The chart below shows the recent price action on the EURUSD pair. The decline from 1.2250 represents a bearish trend that respects the definition, and the market currently attempts a reversal.
A trendline is the line of the trend, so the first thing to do is to make sure it is drawn correctly. In a bearish trend, the trendline must start from the highest point in the previous bullish trend and connect the first lower high. By projecting it on the right side of the chart, traders obtain the line of the trend.
But the line often changes. How do we know that the trendline’s breakout is real or false? How to avoid being trapped on the wrong side of the market? The answer comes from the lower highs series – unless the market is strong enough to surge above the previous lower high, the bearish trend remains in place.
Contrarian Trading at Dynamic Levels
From time to time, even trend traders feel the need to take the opposite side of a trade. If dynamic support or resistance levels are correctly identified, contrarian trading may be successful.
By projecting a bearish trending from the first lower low in the series, traders can build a so-called bearish channel. When the price meets the opposite side of the channel, it meets dynamic support.
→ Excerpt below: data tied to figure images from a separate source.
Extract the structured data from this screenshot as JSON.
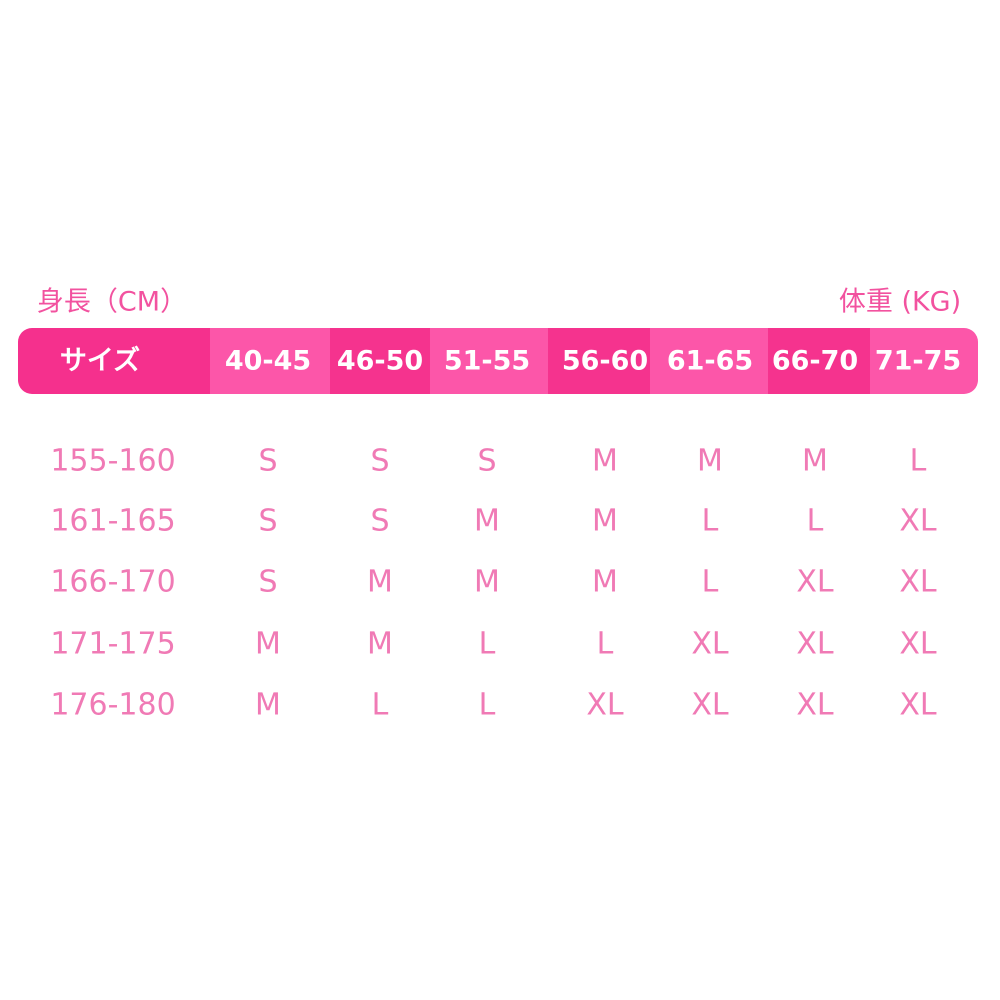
{
  "header": {
    "height_label": "身長（CM）",
    "weight_label": "体重 (KG)"
  },
  "table": {
    "columns": [
      "サイズ",
      "40-45",
      "46-50",
      "51-55",
      "56-60",
      "61-65",
      "66-70",
      "71-75"
    ],
    "rows": [
      [
        "155-160",
        "S",
        "S",
        "S",
        "M",
        "M",
        "M",
        "L"
      ],
      [
        "161-165",
        "S",
        "S",
        "M",
        "M",
        "L",
        "L",
        "XL"
      ],
      [
        "166-170",
        "S",
        "M",
        "M",
        "M",
        "L",
        "XL",
        "XL"
      ],
      [
        "171-175",
        "M",
        "M",
        "L",
        "L",
        "XL",
        "XL",
        "XL"
      ],
      [
        "176-180",
        "M",
        "L",
        "L",
        "XL",
        "XL",
        "XL",
        "XL"
      ]
    ]
  }
}
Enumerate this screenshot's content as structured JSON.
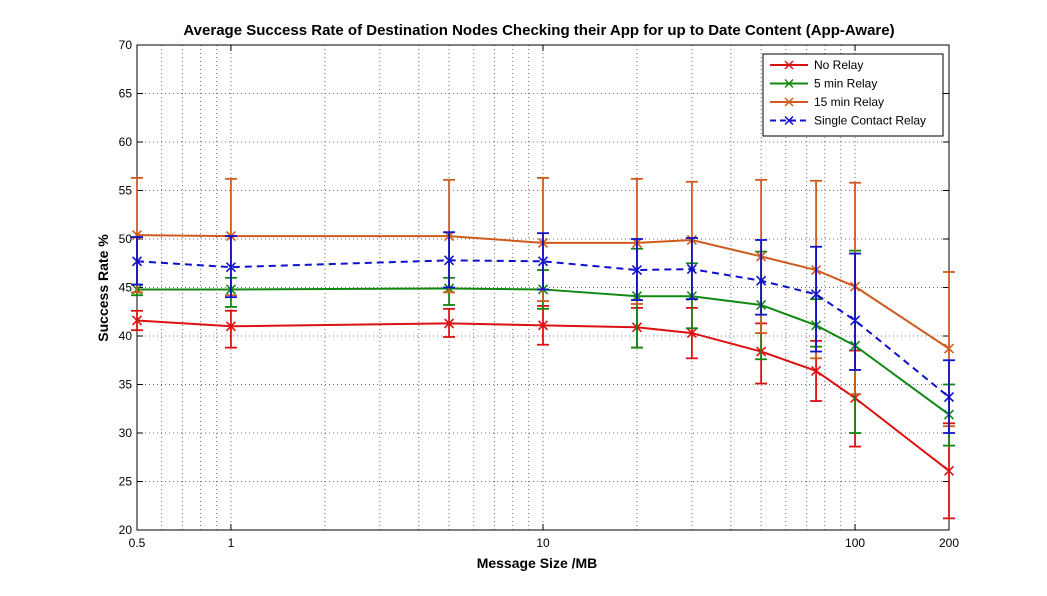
{
  "chart_data": {
    "type": "line",
    "title": "Average Success Rate of Destination Nodes Checking their App for up to Date Content (App-Aware)",
    "xlabel": "Message Size /MB",
    "ylabel": "Success Rate %",
    "xscale": "log",
    "xlim": [
      0.5,
      200
    ],
    "ylim": [
      20,
      70
    ],
    "grid": true,
    "legend_position": "top-right",
    "x": [
      0.5,
      1,
      5,
      10,
      20,
      30,
      50,
      75,
      100,
      200
    ],
    "xtick_values": [
      0.5,
      1,
      10,
      100,
      200
    ],
    "xtick_labels": [
      "0.5",
      "1",
      "10",
      "100",
      "200"
    ],
    "ytick_values": [
      20,
      25,
      30,
      35,
      40,
      45,
      50,
      55,
      60,
      65,
      70
    ],
    "ytick_labels": [
      "20",
      "25",
      "30",
      "35",
      "40",
      "45",
      "50",
      "55",
      "60",
      "65",
      "70"
    ],
    "series": [
      {
        "name": "No Relay",
        "color": "#dd1111",
        "dash": "solid",
        "values": [
          41.6,
          41.0,
          41.3,
          41.1,
          40.9,
          40.3,
          38.4,
          36.4,
          33.6,
          26.1
        ],
        "err_low": [
          40.6,
          38.8,
          39.9,
          39.1,
          38.8,
          37.7,
          35.1,
          33.3,
          28.6,
          21.2
        ],
        "err_high": [
          42.6,
          42.6,
          42.8,
          43.1,
          42.9,
          42.9,
          41.3,
          39.5,
          38.5,
          31.0
        ]
      },
      {
        "name": "5 min Relay",
        "color": "#118811",
        "dash": "solid",
        "values": [
          44.8,
          44.8,
          44.9,
          44.8,
          44.1,
          44.1,
          43.2,
          41.1,
          39.0,
          31.9
        ],
        "err_low": [
          44.2,
          43.0,
          43.2,
          42.8,
          38.8,
          40.8,
          37.6,
          38.9,
          30.0,
          28.7
        ],
        "err_high": [
          45.3,
          46.0,
          46.0,
          46.8,
          49.0,
          47.5,
          48.7,
          43.8,
          48.8,
          35.0
        ]
      },
      {
        "name": "15 min Relay",
        "color": "#d05a1e",
        "dash": "solid",
        "values": [
          50.4,
          50.3,
          50.3,
          49.6,
          49.6,
          49.9,
          48.2,
          46.8,
          45.1,
          38.7
        ],
        "err_low": [
          44.5,
          44.2,
          44.5,
          43.6,
          43.3,
          43.8,
          40.3,
          37.7,
          34.0,
          30.7
        ],
        "err_high": [
          56.3,
          56.2,
          56.1,
          56.3,
          56.2,
          55.9,
          56.1,
          56.0,
          55.8,
          46.6
        ]
      },
      {
        "name": "Single Contact Relay",
        "color": "#1010cc",
        "dash": "dashed",
        "values": [
          47.7,
          47.1,
          47.8,
          47.7,
          46.8,
          46.9,
          45.7,
          44.3,
          41.6,
          33.7
        ],
        "err_low": [
          45.3,
          44.0,
          45.0,
          44.8,
          43.7,
          43.8,
          42.2,
          38.4,
          36.5,
          30.0
        ],
        "err_high": [
          50.2,
          50.3,
          50.7,
          50.6,
          50.0,
          50.1,
          49.9,
          49.2,
          48.5,
          37.5
        ]
      }
    ]
  }
}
A bounce from there is possible, albeit not mandatory. Ideally, traders should wait for another reversal pattern to form at dynamic support, such as a hammer or a morning star formation.
Adjust the Trendline on a New Lower Low
The previous chart shows the EURUSD price action breaking the bearish trendline. But is this break false or real?
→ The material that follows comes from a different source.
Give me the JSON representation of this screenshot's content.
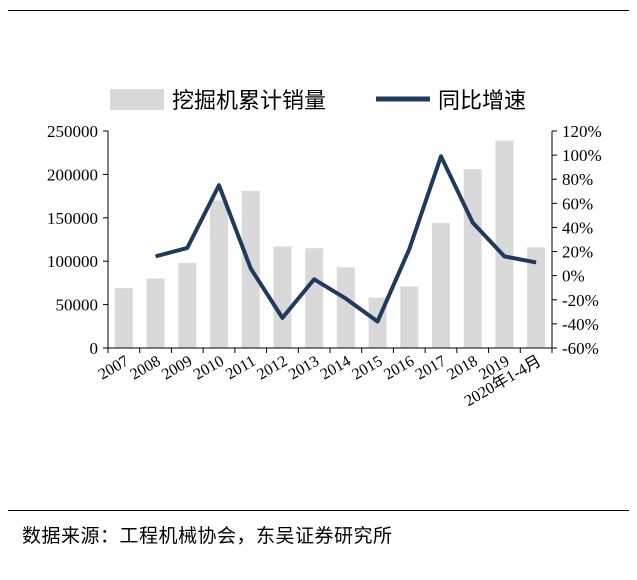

As mentioned earlier, traders should wait for the price action to rise above the previous lower high. If the market fails to do so and instead falls to a new lower low, it means that the bearish trend is not over.
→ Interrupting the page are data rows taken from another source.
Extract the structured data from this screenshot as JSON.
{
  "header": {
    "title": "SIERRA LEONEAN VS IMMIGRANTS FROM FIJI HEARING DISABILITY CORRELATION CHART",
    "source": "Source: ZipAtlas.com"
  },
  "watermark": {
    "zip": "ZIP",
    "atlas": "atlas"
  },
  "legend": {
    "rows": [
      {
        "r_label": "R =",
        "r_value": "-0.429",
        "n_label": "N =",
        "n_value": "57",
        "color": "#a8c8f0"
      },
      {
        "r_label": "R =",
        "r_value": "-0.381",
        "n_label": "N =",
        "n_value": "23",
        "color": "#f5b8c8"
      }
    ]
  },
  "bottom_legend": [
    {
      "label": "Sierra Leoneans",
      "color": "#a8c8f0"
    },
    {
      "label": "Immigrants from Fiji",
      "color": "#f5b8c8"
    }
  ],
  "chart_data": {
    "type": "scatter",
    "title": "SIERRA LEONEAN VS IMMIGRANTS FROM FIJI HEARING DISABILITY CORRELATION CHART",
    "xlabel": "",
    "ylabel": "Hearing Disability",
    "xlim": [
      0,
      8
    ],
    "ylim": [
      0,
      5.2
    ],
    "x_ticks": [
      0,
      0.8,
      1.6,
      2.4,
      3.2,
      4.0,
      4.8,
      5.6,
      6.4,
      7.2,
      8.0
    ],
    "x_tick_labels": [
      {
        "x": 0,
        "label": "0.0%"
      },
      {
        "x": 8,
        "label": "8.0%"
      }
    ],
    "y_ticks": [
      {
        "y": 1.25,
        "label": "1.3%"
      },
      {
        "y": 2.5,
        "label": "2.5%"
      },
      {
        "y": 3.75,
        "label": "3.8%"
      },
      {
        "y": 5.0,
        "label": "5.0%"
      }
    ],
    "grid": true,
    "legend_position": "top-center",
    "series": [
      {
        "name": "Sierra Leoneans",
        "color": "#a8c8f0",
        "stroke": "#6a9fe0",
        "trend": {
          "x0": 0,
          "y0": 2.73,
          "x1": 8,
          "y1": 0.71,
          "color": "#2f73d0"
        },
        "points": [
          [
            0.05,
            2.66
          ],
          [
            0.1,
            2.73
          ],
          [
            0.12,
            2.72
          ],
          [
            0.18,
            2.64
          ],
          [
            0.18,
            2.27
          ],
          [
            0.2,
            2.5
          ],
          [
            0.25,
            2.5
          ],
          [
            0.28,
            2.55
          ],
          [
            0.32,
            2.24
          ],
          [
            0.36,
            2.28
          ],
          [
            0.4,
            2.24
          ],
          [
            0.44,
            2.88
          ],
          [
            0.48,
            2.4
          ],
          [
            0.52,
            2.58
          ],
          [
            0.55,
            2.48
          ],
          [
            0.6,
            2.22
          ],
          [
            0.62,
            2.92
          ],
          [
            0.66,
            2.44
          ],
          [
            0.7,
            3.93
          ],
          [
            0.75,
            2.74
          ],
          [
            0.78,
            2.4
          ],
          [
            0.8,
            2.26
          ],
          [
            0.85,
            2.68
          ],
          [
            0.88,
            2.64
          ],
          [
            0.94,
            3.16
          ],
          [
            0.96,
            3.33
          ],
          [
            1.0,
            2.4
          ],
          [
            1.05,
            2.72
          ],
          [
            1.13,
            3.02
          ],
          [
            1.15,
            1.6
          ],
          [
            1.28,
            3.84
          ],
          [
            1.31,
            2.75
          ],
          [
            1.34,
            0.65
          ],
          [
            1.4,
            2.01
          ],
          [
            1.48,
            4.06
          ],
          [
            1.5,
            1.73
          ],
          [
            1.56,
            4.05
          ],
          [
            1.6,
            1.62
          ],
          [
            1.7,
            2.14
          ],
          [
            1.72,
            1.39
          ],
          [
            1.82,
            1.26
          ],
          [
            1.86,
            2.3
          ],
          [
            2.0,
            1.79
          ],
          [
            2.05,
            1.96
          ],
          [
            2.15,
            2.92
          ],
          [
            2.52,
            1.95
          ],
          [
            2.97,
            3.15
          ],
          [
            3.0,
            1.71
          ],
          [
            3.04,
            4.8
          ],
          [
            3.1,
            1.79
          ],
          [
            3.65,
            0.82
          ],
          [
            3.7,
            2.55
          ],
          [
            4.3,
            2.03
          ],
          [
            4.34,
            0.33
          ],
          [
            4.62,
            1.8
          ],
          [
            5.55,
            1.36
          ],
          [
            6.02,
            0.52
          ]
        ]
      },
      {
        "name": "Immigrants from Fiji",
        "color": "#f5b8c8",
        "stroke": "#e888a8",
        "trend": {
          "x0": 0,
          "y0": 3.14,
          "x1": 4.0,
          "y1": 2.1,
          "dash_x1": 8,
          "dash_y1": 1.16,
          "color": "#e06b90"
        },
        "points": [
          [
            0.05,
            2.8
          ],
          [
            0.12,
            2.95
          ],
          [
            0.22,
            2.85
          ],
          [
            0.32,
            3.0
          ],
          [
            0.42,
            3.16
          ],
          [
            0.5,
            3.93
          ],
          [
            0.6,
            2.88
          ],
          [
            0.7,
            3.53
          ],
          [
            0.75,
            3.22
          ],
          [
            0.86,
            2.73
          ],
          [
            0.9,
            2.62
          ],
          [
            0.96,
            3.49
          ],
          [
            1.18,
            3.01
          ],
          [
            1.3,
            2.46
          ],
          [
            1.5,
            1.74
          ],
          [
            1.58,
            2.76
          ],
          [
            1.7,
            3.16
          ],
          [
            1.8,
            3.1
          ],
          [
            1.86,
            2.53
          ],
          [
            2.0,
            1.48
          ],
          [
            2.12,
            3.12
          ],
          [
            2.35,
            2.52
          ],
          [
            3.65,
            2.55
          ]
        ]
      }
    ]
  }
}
Therefore, the only thing that remains is to adjust the original trendline to the new market conditions. Adjusting is done after the market forms a new lower low and the trendline now connects the original high to the new lower high.
Trendline Break and Series of Lower Highs Invalidated
Unless the trading conditions mentioned so far change, the market remains in a bearish trend. As such, the trendline defines its trend. But what happens if the price changes course and breaks the trendline? If that is the case, the trader must wait for the price to break the previous lower high series.
Let’s move the focus to the chart above. The trendline’s break coincides with the price making a move above the previous lower high.
Effectively, it means that the bearish trend ended and a new bullish trend started. From this moment on, the focus shifts to how to run the bullish trend, and it all starts with identifying the new, rising trendline.
To do so, we must follow all the previous steps and apply them to a bullish trend. First, we need to identify the lowest point in the previous trend – this is where the new, rising trendline starts. Second, we connect that point to the first higher low, and wait for the market to form a new higher high. This way, we make sure than a new trend is in place.
To sum up, riding trends is extremely rewarding, as long as the trader follows a rigorous process. Many times it is tempting to break the rules and take a trade in the opposite direction, especially due to fundamental, economic news.
A trend is a trader’s friend, and the bigger the timeframe, the stronger the support or resistance projected by the main trendline. Imagine everything discussed in this article but on the weekly or monthly chart. A bigger timeframe gives the trader more confidence that the trendline will hold at the first attempt to break it.
Finally, as a rule of thumb for trendlines, the more often the price action retests a trendline, the weaker the trend becomes. Therefore, by the second or third attempt, the trader is better off to avoid trading the implied support or resistance, and just wait to see what the market does next.